Türkiye Cumhuriyeti’nin 102. yıldönümünü kutluyoruz.
Cumhuriyet, dört yıl süren antiemperyalist bir savaşın sonunda, 600 yıllık bir imparatorluğun küllerinden doğdu. Osmanlı’nın ardından genç, dinamik ve modern bir devlet kuruldu.

Cumhuriyetin ilanı, yalnızca bir rejim değişikliği değil; bir zihniyet devrimiydi. Hilafetin kaldırılması, şeriata dayalı eğitime son verilmesi, mahalle mekteplerinin kapatılması, laik ilkelere dayalı yeni bir toplum düzeninin inşası… Alfabe devrimiyle Arap harflerinin yerine Latin harflerinin kabulü, halkın eğitim ve kültürle yeniden buluşmasının önünü açtı.

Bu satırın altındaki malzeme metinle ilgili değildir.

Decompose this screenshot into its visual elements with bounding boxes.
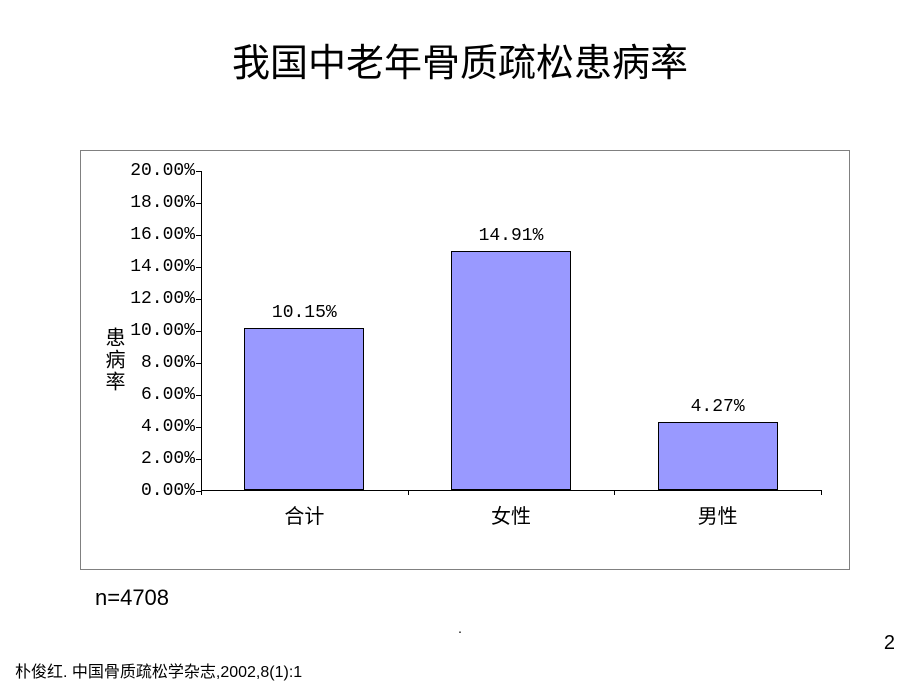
x-category-label: 合计 xyxy=(284,500,324,529)
y-tick-mark xyxy=(196,171,201,172)
y-tick-mark xyxy=(196,427,201,428)
chart-container: 患病率 0.00%2.00%4.00%6.00%8.00%10.00%12.00… xyxy=(80,150,850,570)
y-tick-label: 8.00% xyxy=(141,353,195,373)
y-tick-mark xyxy=(196,203,201,204)
y-tick-mark xyxy=(196,267,201,268)
bar: 14.91% xyxy=(451,251,571,490)
y-tick-label: 18.00% xyxy=(130,193,195,213)
y-tick-mark xyxy=(196,299,201,300)
x-category-label: 女性 xyxy=(491,500,531,529)
bar-value-label: 14.91% xyxy=(479,226,544,246)
x-tick-mark xyxy=(821,490,822,495)
y-tick-mark xyxy=(196,395,201,396)
y-tick-mark xyxy=(196,235,201,236)
bar-value-label: 10.15% xyxy=(272,303,337,323)
y-tick-mark xyxy=(196,459,201,460)
x-category-label: 男性 xyxy=(698,500,738,529)
y-tick-label: 4.00% xyxy=(141,417,195,437)
y-tick-mark xyxy=(196,331,201,332)
plot-area: 0.00%2.00%4.00%6.00%8.00%10.00%12.00%14.… xyxy=(201,171,821,491)
bar: 10.15% xyxy=(244,328,364,490)
x-tick-mark xyxy=(408,490,409,495)
y-tick-label: 16.00% xyxy=(130,225,195,245)
x-tick-mark xyxy=(201,490,202,495)
y-tick-label: 10.00% xyxy=(130,321,195,341)
slide-title: 我国中老年骨质疏松患病率 xyxy=(0,0,920,87)
y-tick-label: 0.00% xyxy=(141,481,195,501)
citation-text: 朴俊红. 中国骨质疏松学杂志,2002,8(1):1 xyxy=(15,658,302,682)
y-tick-label: 14.00% xyxy=(130,257,195,277)
y-tick-mark xyxy=(196,363,201,364)
page-number: 2 xyxy=(884,632,895,655)
center-dot: . xyxy=(458,622,462,638)
x-tick-mark xyxy=(614,490,615,495)
bar: 4.27% xyxy=(658,422,778,490)
y-tick-label: 2.00% xyxy=(141,449,195,469)
bar-value-label: 4.27% xyxy=(691,397,745,417)
y-tick-label: 12.00% xyxy=(130,289,195,309)
y-tick-label: 20.00% xyxy=(130,161,195,181)
y-axis-line xyxy=(201,171,202,490)
y-axis-title: 患病率 xyxy=(99,327,128,393)
sample-size-label: n=4708 xyxy=(95,585,169,611)
y-tick-label: 6.00% xyxy=(141,385,195,405)
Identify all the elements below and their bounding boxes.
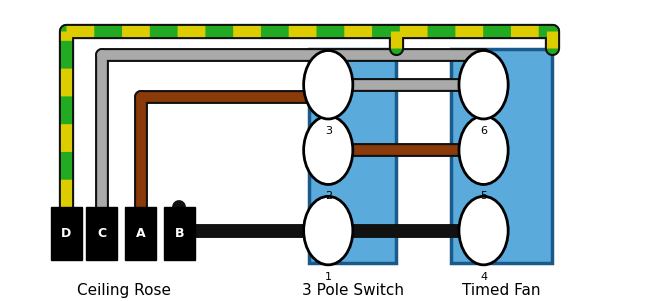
Ellipse shape	[459, 116, 508, 185]
Bar	[451, 49, 552, 263]
Text: 4: 4	[480, 272, 487, 282]
Bar	[164, 207, 195, 260]
Ellipse shape	[304, 116, 353, 185]
Ellipse shape	[459, 196, 508, 265]
Text: D: D	[61, 227, 72, 240]
Ellipse shape	[459, 51, 508, 119]
Text: 5: 5	[480, 191, 487, 201]
Bar	[51, 207, 82, 260]
Text: C: C	[97, 227, 106, 240]
Ellipse shape	[304, 196, 353, 265]
Text: 6: 6	[480, 126, 487, 136]
Ellipse shape	[304, 51, 353, 119]
Bar	[125, 207, 156, 260]
Text: Ceiling Rose: Ceiling Rose	[77, 283, 172, 298]
Text: A: A	[136, 227, 146, 240]
Text: 1: 1	[325, 272, 332, 282]
Bar	[86, 207, 117, 260]
Text: 2: 2	[324, 191, 332, 201]
Text: 3 Pole Switch: 3 Pole Switch	[302, 283, 404, 298]
Text: Timed Fan: Timed Fan	[462, 283, 541, 298]
Text: B: B	[175, 227, 184, 240]
Bar	[309, 49, 396, 263]
Text: 3: 3	[325, 126, 332, 136]
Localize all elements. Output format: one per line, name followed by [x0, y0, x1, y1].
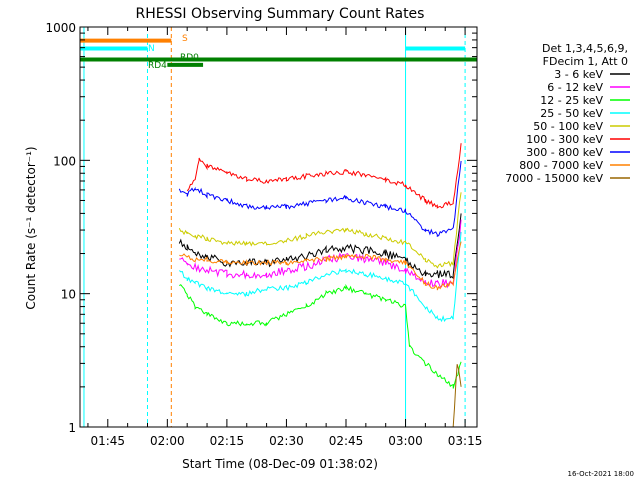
series-line-1	[179, 219, 462, 289]
y-axis-label: Count Rate (s⁻¹ detector⁻¹)	[24, 146, 38, 309]
flag-label-n: N	[148, 44, 155, 54]
legend-header-1: FDecim 1, Att 0	[543, 55, 628, 68]
flag-label-s: S	[182, 34, 188, 44]
x-tick-label-5: 03:00	[388, 434, 423, 448]
series-line-2	[179, 283, 462, 389]
plot-frame	[79, 26, 478, 428]
x-tick-label-0: 01:45	[90, 434, 125, 448]
y-tick-label-0: 1	[68, 421, 76, 435]
x-tick-label-3: 02:30	[269, 434, 304, 448]
x-tick-label-4: 02:45	[329, 434, 364, 448]
y-tick-label-2: 100	[53, 154, 76, 168]
legend-entry-label-8: 7000 - 15000 keV	[505, 172, 603, 185]
footer-timestamp: 16-Oct-2021 18:00	[568, 470, 634, 478]
chart-title: RHESSI Observing Summary Count Rates	[136, 6, 425, 22]
legend-entry-label-5: 100 - 300 keV	[526, 133, 603, 146]
series-line-5	[186, 143, 462, 209]
series-line-3	[178, 231, 462, 323]
flag-label-rd4: RD4	[148, 61, 167, 71]
legend: Det 1,3,4,5,6,9,FDecim 1, Att 03 - 6 keV…	[505, 42, 630, 185]
flag-label-rd0: RD0	[180, 53, 199, 63]
legend-entry-label-1: 6 - 12 keV	[547, 81, 603, 94]
x-tick-label-2: 02:15	[210, 434, 245, 448]
legend-entry-label-3: 25 - 50 keV	[540, 107, 603, 120]
x-tick-label-1: 02:00	[150, 434, 185, 448]
series-line-4	[178, 192, 462, 269]
y-tick-label-3: 1000	[45, 21, 76, 35]
series-line-6	[178, 160, 462, 237]
legend-entry-label-4: 50 - 100 keV	[533, 120, 603, 133]
axis-layer: 01:45 02:00 02:15 02:30 02:45 03:00 03:15 1 10 10…	[45, 21, 482, 448]
x-axis-label: Start Time (08-Dec-09 01:38:02)	[182, 457, 378, 471]
series-line-0	[178, 213, 462, 280]
series-line-8	[452, 364, 462, 427]
legend-entry-label-6: 300 - 800 keV	[526, 146, 603, 159]
y-tick-label-1: 10	[61, 288, 76, 302]
legend-entry-label-2: 12 - 25 keV	[540, 94, 603, 107]
series-line-7	[179, 241, 462, 291]
legend-entry-label-7: 800 - 7000 keV	[519, 159, 603, 172]
legend-entry-label-0: 3 - 6 keV	[554, 68, 603, 81]
legend-header-0: Det 1,3,4,5,6,9,	[542, 42, 628, 55]
plot-layer: S N RD4 RD0	[80, 27, 477, 427]
x-tick-label-6: 03:15	[448, 434, 483, 448]
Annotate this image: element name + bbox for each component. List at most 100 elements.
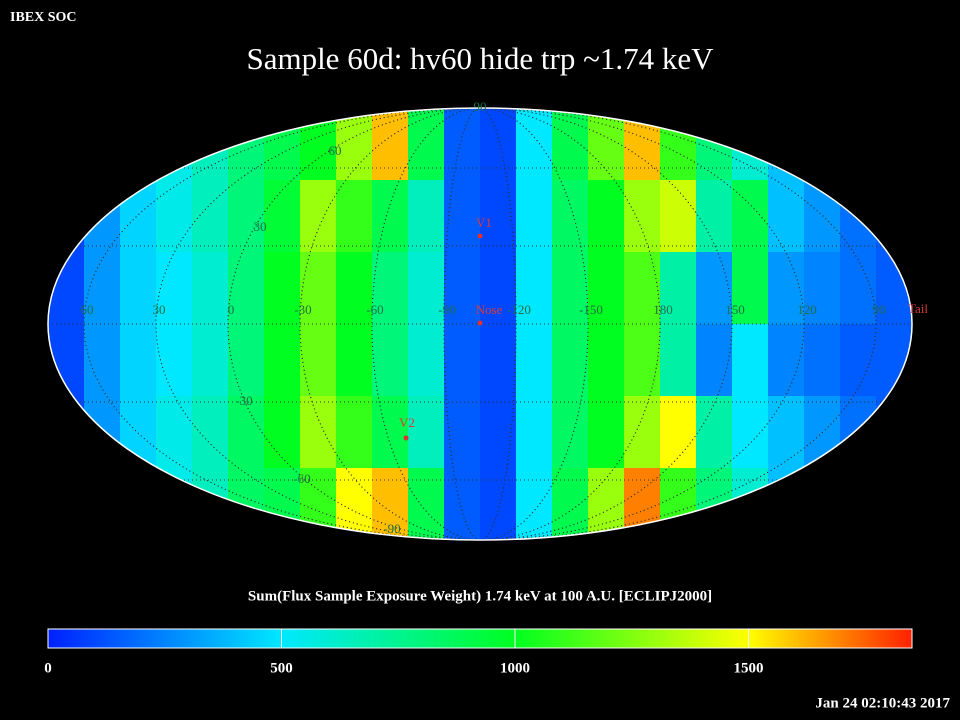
- map-cell: [696, 252, 733, 325]
- map-cell: [300, 396, 337, 469]
- map-cell: [552, 108, 589, 181]
- map-cell: [444, 108, 481, 181]
- map-cell: [660, 396, 697, 469]
- marker-label: Nose: [476, 302, 503, 317]
- map-cell: [408, 252, 445, 325]
- map-cell: [624, 180, 661, 253]
- map-cell: [660, 324, 697, 397]
- map-cell: [804, 252, 841, 325]
- longitude-label: 90: [873, 302, 886, 317]
- map-cell: [336, 396, 373, 469]
- map-cell: [300, 252, 337, 325]
- map-cell: [192, 396, 229, 469]
- map-cell: [480, 324, 517, 397]
- map-cell: [372, 324, 409, 397]
- map-cell: [516, 180, 553, 253]
- map-cell: [336, 324, 373, 397]
- map-cell: [444, 180, 481, 253]
- map-cell: [624, 396, 661, 469]
- map-cell: [768, 180, 805, 253]
- map-cell: [264, 252, 301, 325]
- map-cell: [516, 468, 553, 540]
- map-cell: [624, 252, 661, 325]
- map-cell: [588, 180, 625, 253]
- map-cell: [120, 252, 157, 325]
- map-cell: [516, 252, 553, 325]
- map-cell: [696, 396, 733, 469]
- map-cell: [552, 468, 589, 540]
- colorbar-title: Sum(Flux Sample Exposure Weight) 1.74 ke…: [248, 588, 712, 604]
- map-cell: [228, 396, 265, 469]
- timestamp: Jan 24 02:10:43 2017: [815, 695, 950, 711]
- latitude-label: -30: [235, 393, 252, 408]
- map-cell: [840, 324, 877, 397]
- map-cell: [408, 108, 445, 181]
- map-cell: [660, 252, 697, 325]
- map-cell: [624, 324, 661, 397]
- map-cell: [696, 180, 733, 253]
- map-cell: [264, 396, 301, 469]
- latitude-label: 30: [254, 219, 267, 234]
- map-cell: [732, 324, 769, 397]
- map-cell: [408, 468, 445, 540]
- map-cell: [228, 180, 265, 253]
- map-cell: [192, 180, 229, 253]
- map-cell: [804, 324, 841, 397]
- latitude-label: -90: [383, 521, 400, 536]
- map-cell: [480, 468, 517, 540]
- map-cell: [192, 252, 229, 325]
- longitude-label: 120: [797, 302, 817, 317]
- map-cell: [444, 324, 481, 397]
- map-cell: [372, 108, 409, 181]
- marker-label: V1: [476, 215, 492, 230]
- longitude-label: -150: [579, 302, 603, 317]
- latitude-label: -60: [293, 471, 310, 486]
- longitude-label: -90: [438, 302, 455, 317]
- map-cell: [588, 252, 625, 325]
- marker-dot: [477, 320, 483, 326]
- map-cell: [516, 324, 553, 397]
- map-cell: [480, 252, 517, 325]
- map-cell: [840, 252, 877, 325]
- map-cell: [120, 324, 157, 397]
- map-cell: [768, 396, 805, 469]
- map-cell: [444, 468, 481, 540]
- colorbar-bar: [47, 628, 913, 649]
- map-cell: [228, 324, 265, 397]
- colorbar-tick-label: 1000: [500, 660, 530, 676]
- marker-dot: [403, 435, 409, 441]
- map-cell: [336, 252, 373, 325]
- map-cell: [300, 180, 337, 253]
- map-cell: [264, 180, 301, 253]
- map-cell: [336, 108, 373, 181]
- latitude-label: 60: [329, 143, 342, 158]
- map-cell: [408, 180, 445, 253]
- longitude-label: 60: [81, 302, 94, 317]
- map-cell: [408, 396, 445, 469]
- map-cell: [444, 252, 481, 325]
- title: Sample 60d: hv60 hide trp ~1.74 keV: [246, 41, 714, 76]
- map-cell: [732, 396, 769, 469]
- marker-dot: [477, 233, 483, 239]
- map-cell: [228, 252, 265, 325]
- map-cell: [552, 396, 589, 469]
- marker-label: Tail: [908, 301, 928, 316]
- colorbar-tick-label: 0: [44, 660, 52, 676]
- map-cell: [660, 180, 697, 253]
- map-cell: [372, 252, 409, 325]
- map-cell: [156, 396, 193, 469]
- map-cell: [480, 396, 517, 469]
- longitude-label: 180: [653, 302, 673, 317]
- overlay: 90 60 30 -30 -60 -90 60 30 0 -30 -60 -90 -120 -150 180…: [81, 99, 929, 536]
- colorbar-tick-label: 500: [270, 660, 293, 676]
- map-cell: [516, 108, 553, 181]
- map-cell: [516, 396, 553, 469]
- colorbar-tick-label: 1500: [734, 660, 764, 676]
- map-cell: [732, 252, 769, 325]
- map-cell: [84, 324, 121, 397]
- longitude-label: -30: [294, 302, 311, 317]
- map-cell: [264, 324, 301, 397]
- map-cell: [156, 252, 193, 325]
- map-cell: [192, 324, 229, 397]
- colorbar: 0 500 1000 1500: [44, 628, 913, 676]
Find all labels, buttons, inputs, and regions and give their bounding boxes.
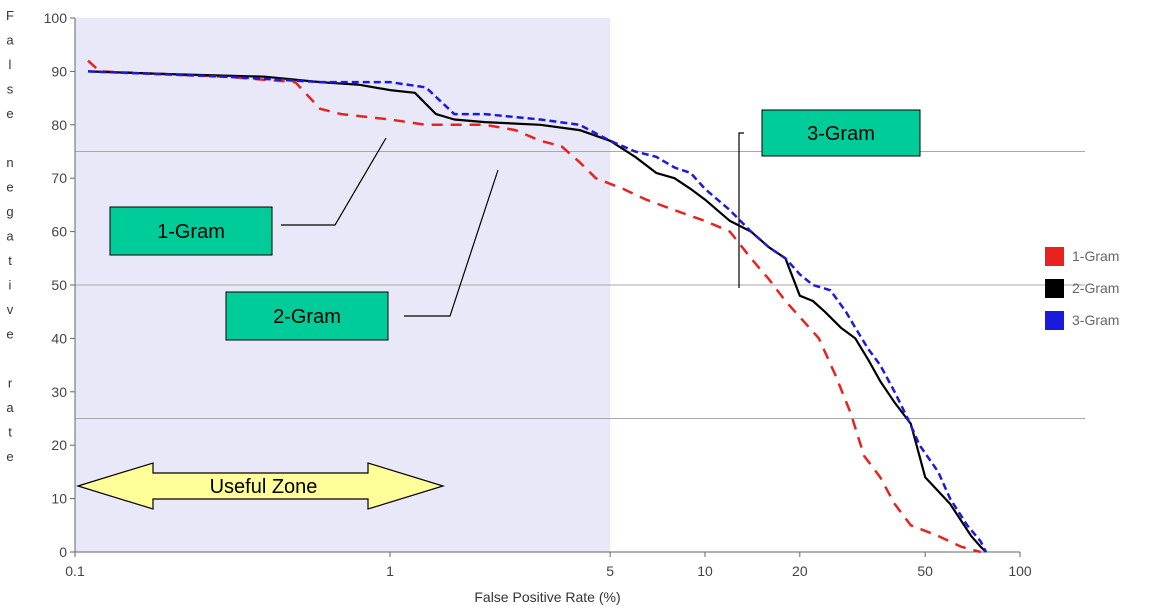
y-tick-label: 0 [59, 544, 67, 560]
x-tick-label: 100 [1008, 563, 1032, 579]
useful-zone-arrow: Useful Zone [75, 462, 446, 510]
y-tick-label: 80 [51, 117, 67, 133]
callout-leader-line [738, 132, 744, 288]
series-line-1-gram [87, 59, 981, 554]
y-tick-label: 10 [51, 491, 67, 507]
y-tick-labels: 0 10 20 30 40 50 60 70 80 90 100 [44, 10, 68, 560]
series-lines [87, 59, 988, 554]
x-tick-label: 0.1 [65, 563, 85, 579]
axes [70, 17, 1021, 557]
callout-label: 2-Gram [273, 306, 341, 328]
series-line-3-gram [87, 70, 988, 553]
useful-zone-arrow-shape [75, 462, 446, 510]
y-tick-label: 70 [51, 170, 67, 186]
x-axis-label: False Positive Rate (%) [474, 589, 620, 605]
x-tick-labels: 0.1 1 5 10 20 50 100 [65, 563, 1032, 579]
x-tick-label: 20 [792, 563, 808, 579]
series-line-2-gram [87, 70, 987, 553]
y-tick-label: 100 [44, 10, 68, 26]
x-tick-label: 1 [386, 563, 394, 579]
legend: 1-Gram 2-Gram 3-Gram [1045, 247, 1119, 330]
legend-swatch [1045, 279, 1064, 298]
callouts: 1-Gram 2-Gram 3-Gram [109, 109, 921, 341]
callout-box [761, 109, 921, 157]
callout-leader-line [404, 169, 499, 317]
useful-zone-label: Useful Zone [210, 476, 318, 498]
callout-box [109, 206, 273, 256]
callout-box [225, 291, 389, 341]
y-tick-label: 90 [51, 63, 67, 79]
y-tick-label: 40 [51, 330, 67, 346]
legend-label: 1-Gram [1072, 248, 1119, 264]
legend-label: 3-Gram [1072, 312, 1119, 328]
callout-label: 1-Gram [157, 221, 225, 243]
x-tick-label: 5 [606, 563, 614, 579]
legend-swatch [1045, 247, 1064, 266]
y-tick-label: 60 [51, 224, 67, 240]
callout-leader-line [281, 137, 387, 226]
y-tick-label: 20 [51, 437, 67, 453]
x-tick-label: 10 [697, 563, 713, 579]
legend-swatch [1045, 311, 1064, 330]
legend-label: 2-Gram [1072, 280, 1119, 296]
x-tick-label: 50 [917, 563, 933, 579]
callout-label: 3-Gram [807, 123, 875, 145]
y-tick-label: 50 [51, 277, 67, 293]
y-tick-label: 30 [51, 384, 67, 400]
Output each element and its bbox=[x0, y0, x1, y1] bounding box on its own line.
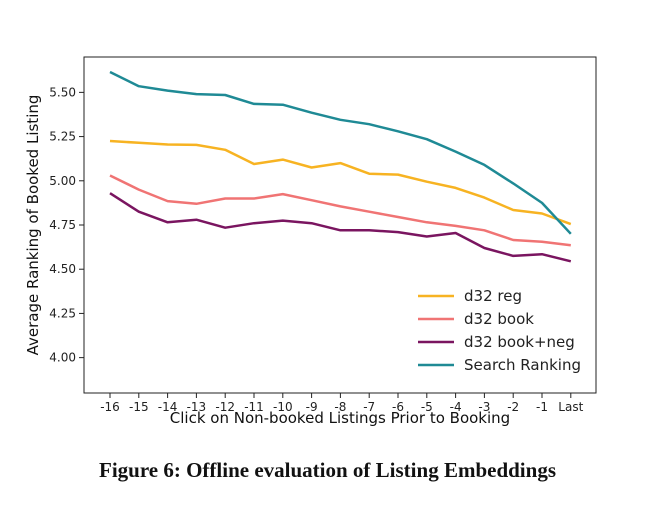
legend: d32 reg d32 book d32 book+neg Search Rankin… bbox=[418, 287, 581, 374]
figure-caption: Figure 6: Offline evaluation of Listing … bbox=[99, 458, 556, 482]
y-tick-label: 5.00 bbox=[49, 174, 76, 188]
y-tick-label: 4.50 bbox=[49, 262, 76, 276]
y-tick-label: 4.25 bbox=[49, 306, 76, 320]
series-line-d32-book-neg bbox=[109, 192, 572, 263]
legend-label: Search Ranking bbox=[464, 356, 581, 374]
x-tick-label: -13 bbox=[187, 400, 207, 414]
x-tick-label: -6 bbox=[392, 400, 404, 414]
x-tick-label: -11 bbox=[244, 400, 264, 414]
x-tick-label: -10 bbox=[273, 400, 293, 414]
series-line-search-ranking bbox=[109, 70, 572, 235]
x-tick-label: -8 bbox=[334, 400, 346, 414]
x-tick-label: Last bbox=[558, 400, 583, 414]
x-tick-label: -2 bbox=[507, 400, 519, 414]
x-axis-label: Click on Non-booked Listings Prior to Bo… bbox=[170, 409, 510, 427]
x-tick-label: -5 bbox=[421, 400, 433, 414]
x-tick-label: -7 bbox=[363, 400, 375, 414]
x-tick-label: -12 bbox=[215, 400, 235, 414]
x-tick-label: -4 bbox=[450, 400, 462, 414]
x-tick-label: -1 bbox=[536, 400, 548, 414]
y-axis-ticks: 4.00 4.25 4.50 4.75 5.00 5.25 5.50 bbox=[49, 85, 84, 365]
y-tick-label: 4.00 bbox=[49, 351, 76, 365]
y-axis-label: Average Ranking of Booked Listing bbox=[24, 95, 42, 356]
y-tick-label: 5.50 bbox=[49, 85, 76, 99]
series-line-d32-book bbox=[109, 174, 571, 247]
x-tick-label: -14 bbox=[158, 400, 178, 414]
series-line-d32-reg bbox=[109, 139, 572, 226]
legend-label: d32 reg bbox=[464, 287, 522, 305]
line-chart: 4.004.254.504.755.005.255.50 -16 -15 -14 -1… bbox=[24, 56, 597, 427]
x-tick-label: -15 bbox=[129, 400, 149, 414]
x-tick-label: -9 bbox=[306, 400, 318, 414]
x-axis-ticks: -16 -15 -14 -13 -12 -11 -10 -9 -8 -7 -6 -5 -4 -3 -2 -1 L… bbox=[100, 393, 584, 414]
x-tick-label: -16 bbox=[100, 400, 120, 414]
series-lines bbox=[109, 70, 572, 263]
y-tick-label: 5.25 bbox=[49, 130, 76, 144]
x-tick-label: -3 bbox=[478, 400, 490, 414]
legend-label: d32 book bbox=[464, 310, 534, 328]
y-tick-label: 4.75 bbox=[49, 218, 76, 232]
legend-label: d32 book+neg bbox=[464, 333, 575, 351]
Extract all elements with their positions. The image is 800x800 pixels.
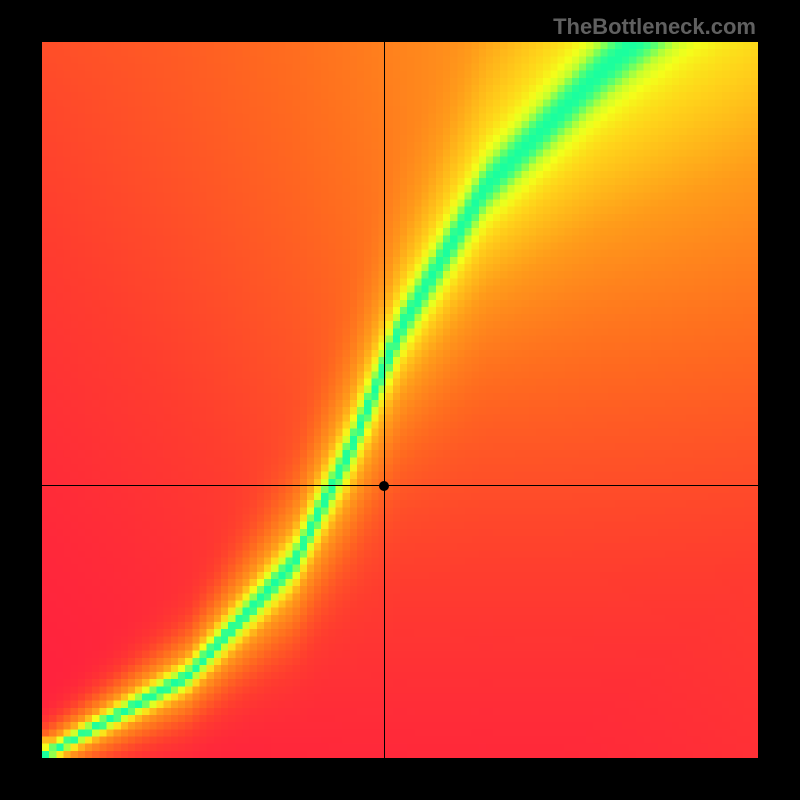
heatmap-canvas: [42, 42, 758, 758]
watermark-text: TheBottleneck.com: [553, 14, 756, 40]
chart-container: TheBottleneck.com: [0, 0, 800, 800]
crosshair-horizontal: [42, 485, 758, 486]
crosshair-vertical: [384, 42, 385, 758]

Bu adımların her biri, Türkiye’yi karanlıktan aydınlığa çıkaran devrimlerdi.
Mustafa Kemal Atatürk, cumhuriyet modelini en ileri yönetim biçimi olarak tanımlamış ve şöyle demişti:

“Cumhuriyet rejimi demek, demokrasi sistemi ile devlet şekli demektir. Biz Cumhuriyeti kurduk; Cumhuriyet, on yaşını doldururken demokrasinin bütün gereklerini sırası geldikçe uygulamaya koymalıdır.”

Cumhuriyet, halkın kendi iradesiyle yönetime katıldığı, hukuk devletine dayalı demokratik bir sistemin temelidir.
Ancak her devrim gibi, Cumhuriyet de zaman içinde karşıdevrim hareketleriyle sınandı.

Karşıdevrim Süreci ve Bugünün Gerçekliği

Türkiye, 75 yıldır çok partili siyasal sistemle yönetiliyor.
Bu süreçte, demokratik hakları kullanarak güç kazanan gerici akımlar, halifelik özlemleri taşıyan çevreler ve “Yeni Osmanlıcı” ideolojiler yeniden ortaya çıktı.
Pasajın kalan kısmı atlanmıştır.